Vivien Leigh was Blanche DuBois. Vivien Leigh was Scarlett O’Hara. Vivien Leigh was Lady Olivier. But who was she really?
Tyrrell Woolbert plays Vivien Leigh in a romantic comedy that explores her life on stage and onscreen, and charts the dynamic personal charisma that set hearts ablaze. With Jose Luiz Rivera as a devoted fan. Directed by the playwright.
Three themes dominated Vivien Leigh’s life, like the serpents twined around a caduceus. One serpent was her mental illness, bi-polar before the term was coined. The second was her voracious sexual appetite.
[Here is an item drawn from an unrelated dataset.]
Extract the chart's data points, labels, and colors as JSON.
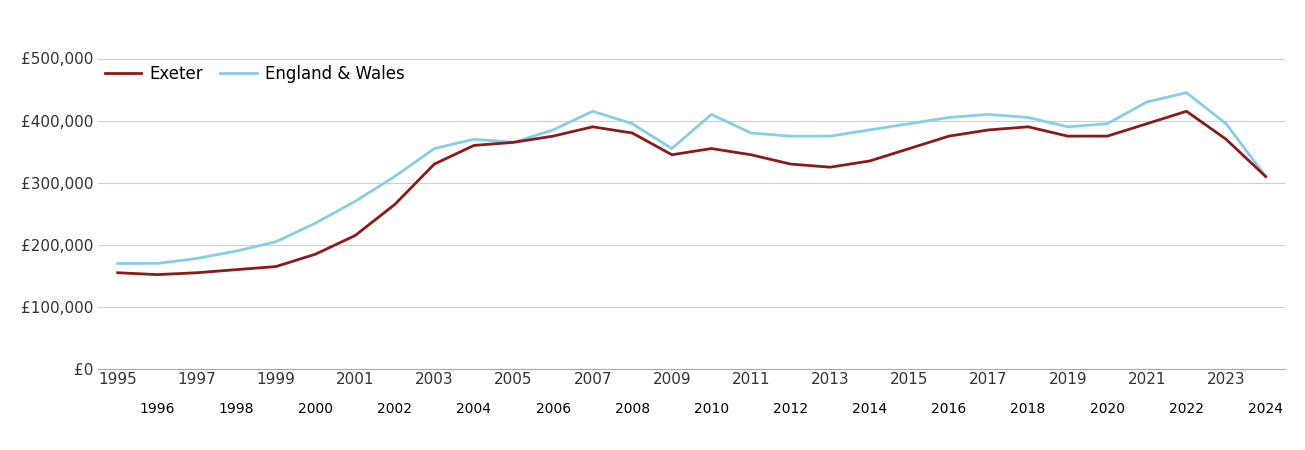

These serpents coiled round the staff supporting her in her all-too-brief existence: her remarkable talent.
She starred with Marlon Brando in A Streetcar Named Desire, and won her first Oscar. She starred with Clark Gable in Gone with the Wind and won her second. She starred with Warren Beatty in The Roman Spring of Mrs. Stone when he was 23 and she was “of a certain age” but alive with passion. At 49, she starred on Broadway in the musical comedy Tovarich, and won the Tony Award as Best Actress in a Musical. She died at only 53.
Elia Kazan said “Vivien would crawl over broken glass if she thought it would help her performance.” Tennessee Williams said her Blanche was “everything he intended, and much that he had never dreamed of.” As Scarlett O’Hara, Vivien created an indelible portrait of a woman gifted with beauty and driven by needs, a survivor in the midst of calamity. Much like Vivien Leigh herself.